Escalating the Arms Race
Operation Zero isn’t just buying exploits; they are outbidding the entire industry. In late 2023, the firm sent shockwaves through the CTI community by offering staggering bounties:
- Payouts: Up to $20 million for full-chain Android and iOS exploits.
- The Catch: The firm explicitly states that the end user must be a “non-NATO country.” By setting prices significantly higher than competitors like Zerodium or Crowdfense, Operation Zero has effectively cornered the “gray market” for state-level offensive cyber tools.

The Network: Operation Zero & Its Affiliates
The February 2026 sanctions target a sophisticated, global web of shell companies and cyber-mercenaries. By placing these names on the OFAC SDN List, the U.S. has effectively frozen their global assets and barred them from the international financial system.
Core Entities & Leadership
- Operation Zero (Matrix LLC): The St. Petersburg-based “mothership” of the network. Founded in 2021 by Sergey Zelenyuk, it functions as a full-service exploit broker, supplying high-end surveillance and espionage tools to non-NATO intelligence services.
- Sergey Sergeyevich Zelenyuk: The architect and sole owner. Zelenyuk is the primary target of this action, identified as the kingpin of this mercenary network.
- Marina Vasanovich: Zelenyuk’s personal assistant and operational lead, responsible for client logistics and coordinating the sale of stolen trade secrets.
The Infrastructure of Evasion
- Special Technology Services (STS) [UAE]: A front company Zelenyuk established in late 2024 to bypass Russian bank sanctions and facilitate “gray market” sales in Asia and the Middle East.
- Advance Security Solutions [Dubai/Uzbekistan]: A parallel brokerage founded by Azizjon Mamashoyev.

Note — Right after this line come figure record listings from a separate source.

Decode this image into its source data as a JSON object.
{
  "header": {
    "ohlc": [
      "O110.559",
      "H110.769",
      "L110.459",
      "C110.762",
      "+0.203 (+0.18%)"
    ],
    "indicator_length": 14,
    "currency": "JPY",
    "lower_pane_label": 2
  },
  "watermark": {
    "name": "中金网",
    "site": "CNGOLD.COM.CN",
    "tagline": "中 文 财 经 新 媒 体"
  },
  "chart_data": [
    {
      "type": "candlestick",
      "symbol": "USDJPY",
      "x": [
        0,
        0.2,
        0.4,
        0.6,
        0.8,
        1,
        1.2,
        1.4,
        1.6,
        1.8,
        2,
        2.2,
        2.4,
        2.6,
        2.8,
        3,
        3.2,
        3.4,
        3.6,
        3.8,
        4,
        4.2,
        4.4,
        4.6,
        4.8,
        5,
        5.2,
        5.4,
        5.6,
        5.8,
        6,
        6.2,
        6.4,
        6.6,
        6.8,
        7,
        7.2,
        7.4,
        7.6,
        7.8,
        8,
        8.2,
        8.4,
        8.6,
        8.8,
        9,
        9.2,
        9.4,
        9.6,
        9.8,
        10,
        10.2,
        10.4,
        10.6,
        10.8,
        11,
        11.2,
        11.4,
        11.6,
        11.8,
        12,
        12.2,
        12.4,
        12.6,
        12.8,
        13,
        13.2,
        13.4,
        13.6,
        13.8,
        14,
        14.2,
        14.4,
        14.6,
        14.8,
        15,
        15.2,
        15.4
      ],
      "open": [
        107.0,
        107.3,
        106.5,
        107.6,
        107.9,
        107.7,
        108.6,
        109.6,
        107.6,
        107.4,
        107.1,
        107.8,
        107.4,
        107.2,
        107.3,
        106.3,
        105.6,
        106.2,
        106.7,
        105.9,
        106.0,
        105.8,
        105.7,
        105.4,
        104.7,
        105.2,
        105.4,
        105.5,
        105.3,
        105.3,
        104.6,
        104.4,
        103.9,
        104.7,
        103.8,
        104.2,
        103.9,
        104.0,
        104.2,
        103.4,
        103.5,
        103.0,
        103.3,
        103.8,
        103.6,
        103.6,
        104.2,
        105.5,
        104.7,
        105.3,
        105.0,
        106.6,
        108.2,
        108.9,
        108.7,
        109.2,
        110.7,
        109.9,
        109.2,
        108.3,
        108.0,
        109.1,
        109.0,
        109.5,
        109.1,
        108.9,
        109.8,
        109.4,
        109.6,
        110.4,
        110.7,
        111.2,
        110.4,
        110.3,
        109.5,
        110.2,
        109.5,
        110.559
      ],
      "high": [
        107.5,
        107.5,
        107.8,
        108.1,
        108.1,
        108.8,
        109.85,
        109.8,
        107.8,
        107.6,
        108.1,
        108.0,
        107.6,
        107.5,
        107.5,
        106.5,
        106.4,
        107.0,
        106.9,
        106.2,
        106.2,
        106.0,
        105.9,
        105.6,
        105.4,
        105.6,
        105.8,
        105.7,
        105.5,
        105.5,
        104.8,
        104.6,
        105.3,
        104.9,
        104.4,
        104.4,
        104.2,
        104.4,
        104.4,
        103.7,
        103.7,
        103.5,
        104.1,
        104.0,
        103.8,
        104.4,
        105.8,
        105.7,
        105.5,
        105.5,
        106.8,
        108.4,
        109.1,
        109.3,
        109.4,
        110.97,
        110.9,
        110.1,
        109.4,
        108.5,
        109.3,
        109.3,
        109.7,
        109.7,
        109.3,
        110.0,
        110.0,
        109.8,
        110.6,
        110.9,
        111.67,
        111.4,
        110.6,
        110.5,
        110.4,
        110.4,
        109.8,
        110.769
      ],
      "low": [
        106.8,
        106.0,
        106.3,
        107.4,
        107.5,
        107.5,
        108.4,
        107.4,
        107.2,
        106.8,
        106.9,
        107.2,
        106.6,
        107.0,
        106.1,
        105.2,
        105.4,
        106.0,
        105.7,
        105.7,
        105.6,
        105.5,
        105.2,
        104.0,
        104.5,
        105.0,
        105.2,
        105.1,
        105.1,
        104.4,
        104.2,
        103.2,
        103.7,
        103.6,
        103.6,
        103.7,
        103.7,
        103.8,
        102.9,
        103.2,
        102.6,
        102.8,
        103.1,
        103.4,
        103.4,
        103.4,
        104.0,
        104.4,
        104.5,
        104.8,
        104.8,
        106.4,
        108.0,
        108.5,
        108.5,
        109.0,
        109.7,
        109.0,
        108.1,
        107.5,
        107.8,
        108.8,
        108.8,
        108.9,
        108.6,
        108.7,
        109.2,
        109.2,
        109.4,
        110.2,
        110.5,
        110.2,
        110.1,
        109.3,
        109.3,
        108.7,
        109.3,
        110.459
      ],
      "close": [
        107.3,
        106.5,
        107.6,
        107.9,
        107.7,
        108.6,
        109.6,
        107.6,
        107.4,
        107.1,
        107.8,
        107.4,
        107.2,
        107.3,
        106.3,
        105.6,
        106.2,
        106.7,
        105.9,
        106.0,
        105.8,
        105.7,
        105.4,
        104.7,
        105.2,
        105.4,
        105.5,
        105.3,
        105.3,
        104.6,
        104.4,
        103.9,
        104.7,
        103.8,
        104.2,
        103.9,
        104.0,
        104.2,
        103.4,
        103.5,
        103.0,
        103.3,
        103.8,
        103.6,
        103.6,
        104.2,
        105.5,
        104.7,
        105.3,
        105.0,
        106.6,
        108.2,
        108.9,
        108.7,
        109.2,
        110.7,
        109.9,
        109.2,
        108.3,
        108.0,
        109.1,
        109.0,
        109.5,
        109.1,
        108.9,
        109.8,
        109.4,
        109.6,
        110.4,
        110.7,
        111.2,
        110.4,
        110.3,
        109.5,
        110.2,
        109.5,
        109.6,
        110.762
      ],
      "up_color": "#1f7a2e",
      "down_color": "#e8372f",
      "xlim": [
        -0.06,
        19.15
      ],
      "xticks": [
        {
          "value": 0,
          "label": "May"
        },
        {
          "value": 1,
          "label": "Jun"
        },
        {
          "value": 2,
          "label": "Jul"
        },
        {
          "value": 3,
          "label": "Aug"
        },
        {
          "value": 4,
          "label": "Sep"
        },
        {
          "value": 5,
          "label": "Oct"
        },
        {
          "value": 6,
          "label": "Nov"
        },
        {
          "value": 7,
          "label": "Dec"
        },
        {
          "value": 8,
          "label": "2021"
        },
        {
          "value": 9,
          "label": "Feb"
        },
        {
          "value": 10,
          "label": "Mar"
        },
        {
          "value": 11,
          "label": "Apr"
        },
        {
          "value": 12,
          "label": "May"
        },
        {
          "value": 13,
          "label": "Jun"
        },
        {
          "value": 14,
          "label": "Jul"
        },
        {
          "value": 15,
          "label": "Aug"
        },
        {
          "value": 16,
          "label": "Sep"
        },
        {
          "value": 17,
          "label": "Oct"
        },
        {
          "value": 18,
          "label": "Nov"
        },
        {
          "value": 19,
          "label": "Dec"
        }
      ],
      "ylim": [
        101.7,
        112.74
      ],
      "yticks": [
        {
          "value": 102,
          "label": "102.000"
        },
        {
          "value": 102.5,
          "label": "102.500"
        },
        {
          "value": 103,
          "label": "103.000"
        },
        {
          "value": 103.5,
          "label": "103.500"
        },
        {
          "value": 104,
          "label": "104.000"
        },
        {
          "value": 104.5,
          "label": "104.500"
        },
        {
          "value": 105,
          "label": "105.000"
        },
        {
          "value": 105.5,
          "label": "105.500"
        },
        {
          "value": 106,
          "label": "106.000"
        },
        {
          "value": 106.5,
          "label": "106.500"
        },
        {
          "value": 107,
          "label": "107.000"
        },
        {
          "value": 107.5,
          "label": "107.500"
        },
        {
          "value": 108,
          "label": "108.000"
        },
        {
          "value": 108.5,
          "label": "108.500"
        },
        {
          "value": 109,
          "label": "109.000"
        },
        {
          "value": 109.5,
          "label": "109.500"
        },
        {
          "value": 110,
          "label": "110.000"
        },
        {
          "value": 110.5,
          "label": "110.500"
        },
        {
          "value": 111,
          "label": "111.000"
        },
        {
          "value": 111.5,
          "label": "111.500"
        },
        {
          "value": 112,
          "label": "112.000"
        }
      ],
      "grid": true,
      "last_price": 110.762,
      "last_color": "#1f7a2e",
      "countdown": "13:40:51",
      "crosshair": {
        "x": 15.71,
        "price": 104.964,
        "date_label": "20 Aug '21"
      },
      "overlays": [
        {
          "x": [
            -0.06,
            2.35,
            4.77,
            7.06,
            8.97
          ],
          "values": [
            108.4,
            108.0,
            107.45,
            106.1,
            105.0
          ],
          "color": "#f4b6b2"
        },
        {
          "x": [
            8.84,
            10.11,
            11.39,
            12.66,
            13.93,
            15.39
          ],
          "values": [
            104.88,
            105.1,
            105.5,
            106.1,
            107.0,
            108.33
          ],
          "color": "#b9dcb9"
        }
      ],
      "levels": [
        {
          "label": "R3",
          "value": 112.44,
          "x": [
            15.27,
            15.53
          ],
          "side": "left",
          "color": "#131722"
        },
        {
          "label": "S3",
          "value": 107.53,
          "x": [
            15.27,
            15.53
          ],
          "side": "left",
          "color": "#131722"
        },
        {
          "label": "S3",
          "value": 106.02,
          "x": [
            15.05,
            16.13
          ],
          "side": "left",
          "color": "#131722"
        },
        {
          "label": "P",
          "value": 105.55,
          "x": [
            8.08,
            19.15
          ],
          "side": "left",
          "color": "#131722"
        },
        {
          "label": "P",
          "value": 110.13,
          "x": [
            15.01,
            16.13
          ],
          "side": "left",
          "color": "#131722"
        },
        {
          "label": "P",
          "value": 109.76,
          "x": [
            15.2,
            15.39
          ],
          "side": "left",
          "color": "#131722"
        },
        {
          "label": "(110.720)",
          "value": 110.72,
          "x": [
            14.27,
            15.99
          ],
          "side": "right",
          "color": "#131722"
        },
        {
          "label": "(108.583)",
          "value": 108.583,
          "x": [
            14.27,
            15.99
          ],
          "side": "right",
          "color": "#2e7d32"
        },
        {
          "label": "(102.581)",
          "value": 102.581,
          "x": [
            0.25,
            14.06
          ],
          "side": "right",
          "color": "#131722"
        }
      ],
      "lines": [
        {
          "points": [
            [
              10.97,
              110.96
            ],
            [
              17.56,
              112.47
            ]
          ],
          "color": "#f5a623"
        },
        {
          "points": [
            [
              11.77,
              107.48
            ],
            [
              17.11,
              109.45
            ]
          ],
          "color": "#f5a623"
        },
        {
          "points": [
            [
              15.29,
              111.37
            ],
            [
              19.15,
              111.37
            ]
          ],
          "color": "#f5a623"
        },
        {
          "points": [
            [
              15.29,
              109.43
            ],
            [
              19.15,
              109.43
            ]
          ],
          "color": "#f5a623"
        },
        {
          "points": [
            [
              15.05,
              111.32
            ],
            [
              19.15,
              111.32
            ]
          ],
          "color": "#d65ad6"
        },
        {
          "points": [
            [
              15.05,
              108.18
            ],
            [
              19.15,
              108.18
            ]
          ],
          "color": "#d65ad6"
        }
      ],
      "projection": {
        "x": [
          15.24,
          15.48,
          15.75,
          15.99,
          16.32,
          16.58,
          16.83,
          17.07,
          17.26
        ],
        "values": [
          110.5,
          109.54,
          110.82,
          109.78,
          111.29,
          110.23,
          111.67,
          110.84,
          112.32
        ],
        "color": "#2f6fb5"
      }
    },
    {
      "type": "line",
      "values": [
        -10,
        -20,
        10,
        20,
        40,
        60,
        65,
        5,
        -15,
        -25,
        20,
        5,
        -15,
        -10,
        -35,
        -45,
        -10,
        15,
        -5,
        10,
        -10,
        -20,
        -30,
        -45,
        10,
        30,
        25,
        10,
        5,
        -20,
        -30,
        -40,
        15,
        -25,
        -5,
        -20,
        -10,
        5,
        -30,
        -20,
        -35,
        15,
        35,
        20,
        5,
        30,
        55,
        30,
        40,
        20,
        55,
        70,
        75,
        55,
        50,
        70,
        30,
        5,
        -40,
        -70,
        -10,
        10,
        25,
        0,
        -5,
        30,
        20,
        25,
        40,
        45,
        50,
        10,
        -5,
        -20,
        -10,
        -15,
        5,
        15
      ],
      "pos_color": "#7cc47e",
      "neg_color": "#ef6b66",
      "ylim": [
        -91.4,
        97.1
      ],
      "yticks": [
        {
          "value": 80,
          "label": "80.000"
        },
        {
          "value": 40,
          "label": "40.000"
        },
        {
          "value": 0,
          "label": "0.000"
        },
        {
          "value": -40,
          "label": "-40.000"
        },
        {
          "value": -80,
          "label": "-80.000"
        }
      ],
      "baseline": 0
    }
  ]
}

It acts as a secondary sourcing arm, masking the origin of exploits before they reach Operation Zero.
The Criminal Connection
- Oleg “GABR” Kucherov: A high-level Russian national and suspected member of the notorious TrickBot cybercrime gang. Kucherov provided the technical and financial backbone that allowed Operation Zero to bridge the gap between criminal ransomware and state espionage.

Strategic Recommendations for CTI
- Financial Surveillance: Monitor OFAC-listed crypto wallets and track new addresses linked to the $20M mobile-exploit bounties.
- Exploit Fingerprinting: Integrate the eight stolen components and advertised iOS/Android chains into internal IOC repositories.
- Priority Patching: Treat Operation Zero’s “Target List” as a high-priority roadmap for vulnerability management.
- Collective Defense: Share attribution data with ISACs to flag downstream abuse of these high-value exploits.
The Final Verdict
The PAIPA sanctions against Operation Zero mark a watershed moment—a powerful new lever the U.S. is now wielding against “exploit-as-a-service” markets. This isn’t just a legal update; it’s a shift in the digital balance of power.
The invocation of PAIPA means these individuals are no longer just “brokers” in the eyes of the law—they are now official threats to national security.
“If you steal U.S. trade secrets, we will hold you accountable.”